‘In him the British tradition merged with the European’, writes Jack Lindsay in his Morris biography (p.381); and this is an important emphasis, given how often we hear that Morris’s work is somehow peculiarly or quintessentially ‘English’. Lindsay is talking about social theory here and stressing Morris’s break beyond Raymond Williams’s local ‘culture and society’ tradition (Coleridge-Carlyle-Ruskin) to Marxism in the 1880s. But we should, I think, be looking for evidence of his European intellectual interests earlier than this, and in other fields too.
In August 1869, for example, Morris wrote to Philip Webb from Bad Ems in Germany announcing that he was reading Carlyle’s translation of Goethe’s Wilhelm Meister, and in mid-1871 Jane Morris offered a more extended Goethe commentary, also in a letter to Webb: ‘I have nearly finished “Elective Affinities”. I think with all due respect to Goethe it is a most unsatisfactory book.
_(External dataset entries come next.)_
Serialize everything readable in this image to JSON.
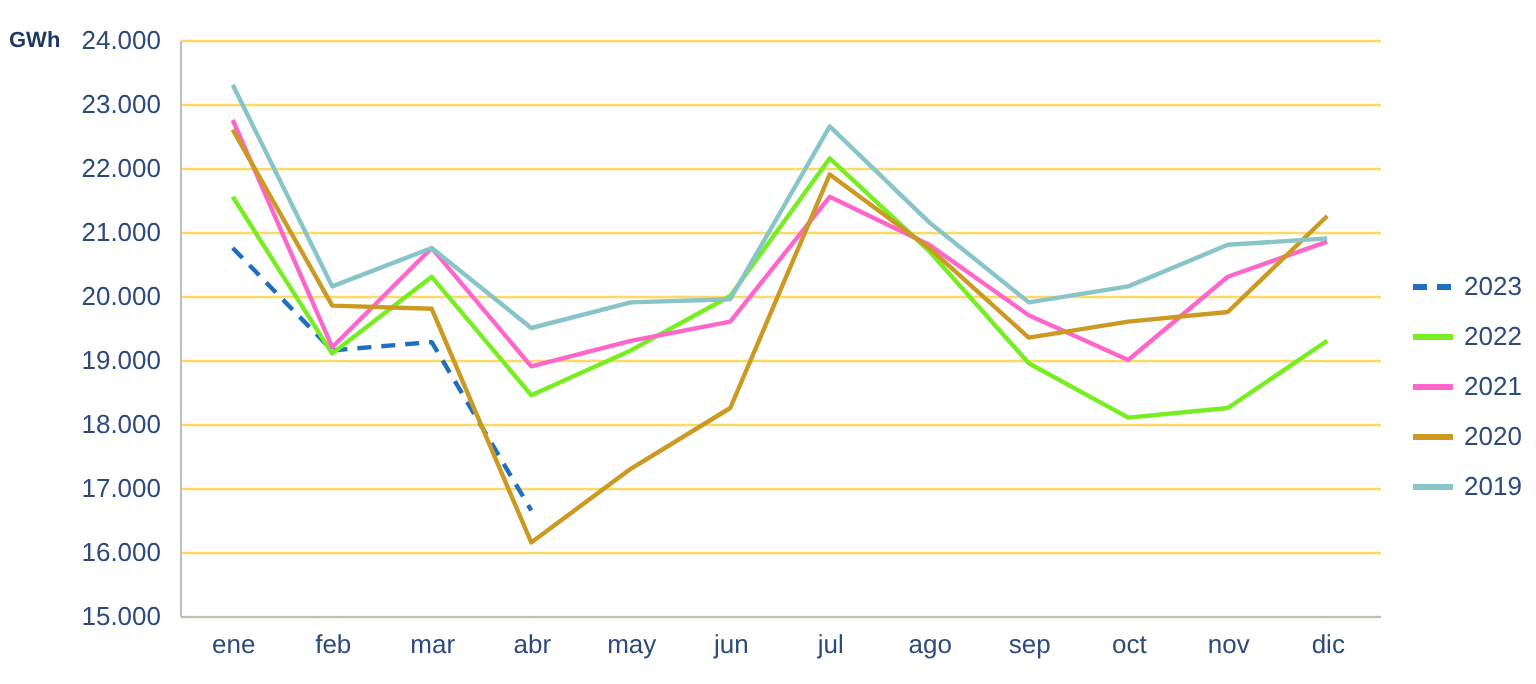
{
  "chart_data": {
    "type": "line",
    "ylabel": "GWh",
    "categories": [
      "ene",
      "feb",
      "mar",
      "abr",
      "may",
      "jun",
      "jul",
      "ago",
      "sep",
      "oct",
      "nov",
      "dic"
    ],
    "ylim": [
      15000,
      24000
    ],
    "yticks": [
      {
        "value": 15000,
        "label": "15.000"
      },
      {
        "value": 16000,
        "label": "16.000"
      },
      {
        "value": 17000,
        "label": "17.000"
      },
      {
        "value": 18000,
        "label": "18.000"
      },
      {
        "value": 19000,
        "label": "19.000"
      },
      {
        "value": 20000,
        "label": "20.000"
      },
      {
        "value": 21000,
        "label": "21.000"
      },
      {
        "value": 22000,
        "label": "22.000"
      },
      {
        "value": 23000,
        "label": "23.000"
      },
      {
        "value": 24000,
        "label": "24.000"
      }
    ],
    "grid": "y",
    "legend": "right",
    "marker": "none",
    "series": [
      {
        "name": "2023",
        "color": "#1f6fc0",
        "line_style": "dashed",
        "values": [
          20750,
          19150,
          19280,
          16650,
          null,
          null,
          null,
          null,
          null,
          null,
          null,
          null
        ]
      },
      {
        "name": "2022",
        "color": "#77ee22",
        "line_style": "solid",
        "values": [
          21550,
          19100,
          20300,
          18450,
          19150,
          20000,
          22150,
          20700,
          18950,
          18100,
          18250,
          19300
        ]
      },
      {
        "name": "2021",
        "color": "#ff66cc",
        "line_style": "solid",
        "values": [
          22750,
          19200,
          20750,
          18900,
          19300,
          19600,
          21550,
          20800,
          19700,
          19000,
          20300,
          20850
        ]
      },
      {
        "name": "2020",
        "color": "#cc9922",
        "line_style": "solid",
        "values": [
          22600,
          19850,
          19800,
          16150,
          17300,
          18250,
          21900,
          20750,
          19350,
          19600,
          19750,
          21250
        ]
      },
      {
        "name": "2019",
        "color": "#88c4c8",
        "line_style": "solid",
        "values": [
          23300,
          20150,
          20750,
          19500,
          19900,
          19950,
          22650,
          21150,
          19900,
          20150,
          20800,
          20900
        ]
      }
    ]
  }
}
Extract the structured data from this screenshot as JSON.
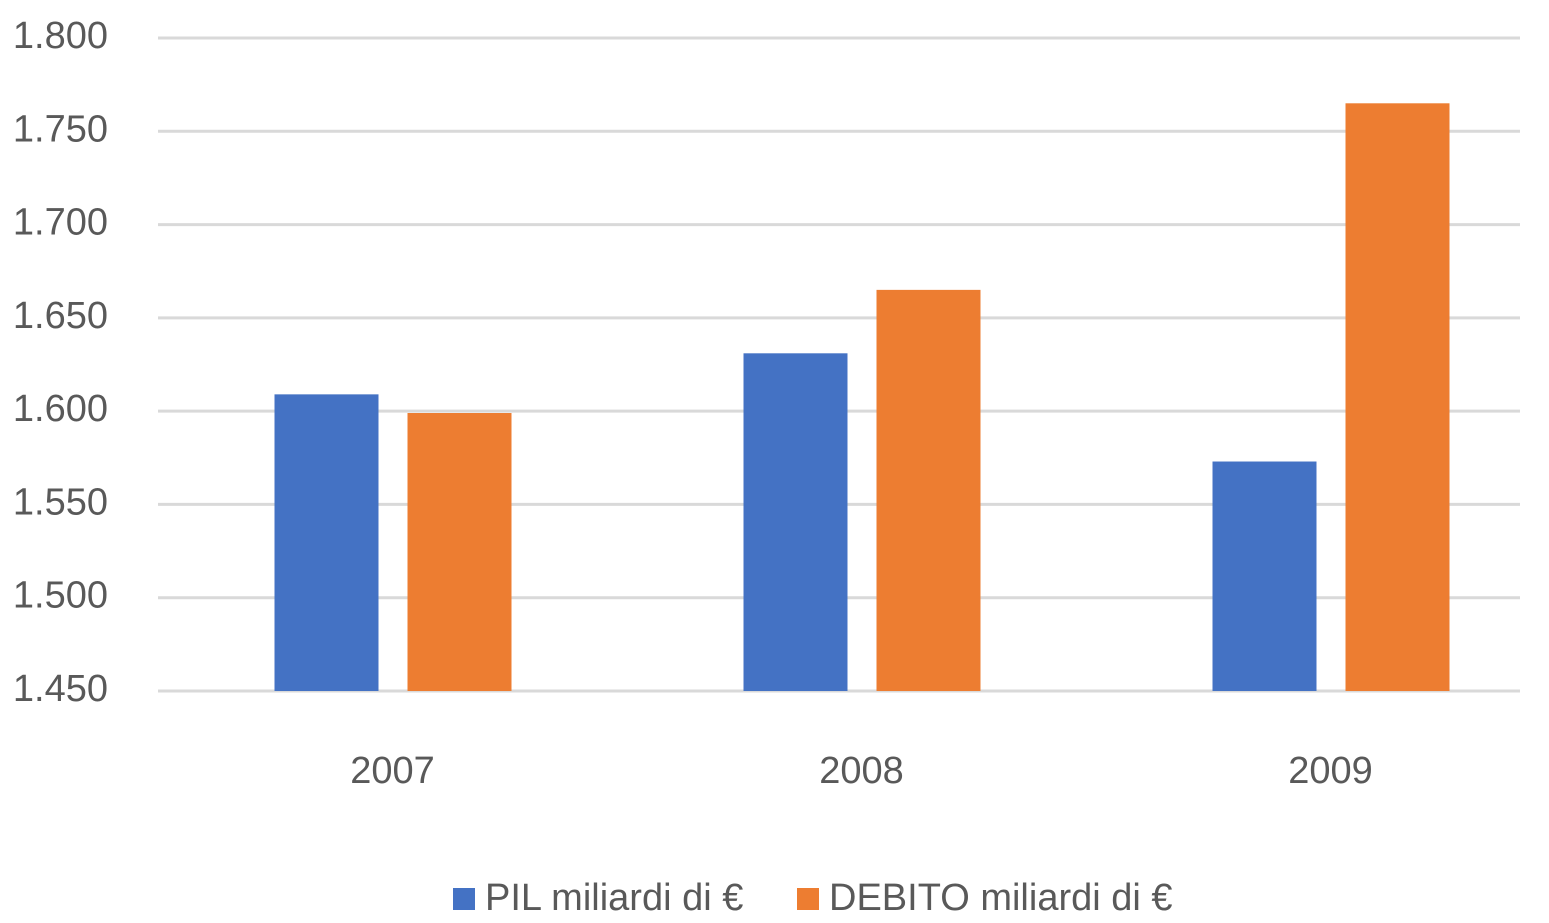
{
  "chart_data": {
    "type": "bar",
    "categories": [
      "2007",
      "2008",
      "2009"
    ],
    "series": [
      {
        "name": "PIL miliardi di €",
        "color": "#4472c4",
        "values": [
          1609,
          1631,
          1573
        ]
      },
      {
        "name": "DEBITO miliardi di €",
        "color": "#ed7d31",
        "values": [
          1599,
          1665,
          1765
        ]
      }
    ],
    "ylim": [
      1450,
      1800
    ],
    "yticks": [
      {
        "value": 1450,
        "label": "1.450"
      },
      {
        "value": 1500,
        "label": "1.500"
      },
      {
        "value": 1550,
        "label": "1.550"
      },
      {
        "value": 1600,
        "label": "1.600"
      },
      {
        "value": 1650,
        "label": "1.650"
      },
      {
        "value": 1700,
        "label": "1.700"
      },
      {
        "value": 1750,
        "label": "1.750"
      },
      {
        "value": 1800,
        "label": "1.800"
      }
    ],
    "grid": true,
    "legend": "bottom"
  }
}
What! Is nothing real? Must everything that is delightful change and leave nothing behind. I can’t believe it; one begins by liking his characters very much, then they change, and one can no longer look upon them as real people’ (Letters, p.44). A couple of years later, in 1873, ‘she had told Webb that she was reading Goethe’s Conversations with Eckermann’ (Lindsay, p.198). It is surely highly likely that she discussed both these works with her husband too.
‘Close thy Byron, open thy Goethe’, as Carlyle famously admonished his parochial contemporaries; and it certainly appears that the Morris family heeded his advice. So I’m inclined to think that Ellen’s most important river journey in News from Nowhere is not that on the Thames with William Guest, but rather that ‘on the Rhine two years ago’ (ch.XXX), where I imagine she was practising her German and reading Goethe, Heine, Freiligrath and others in the original.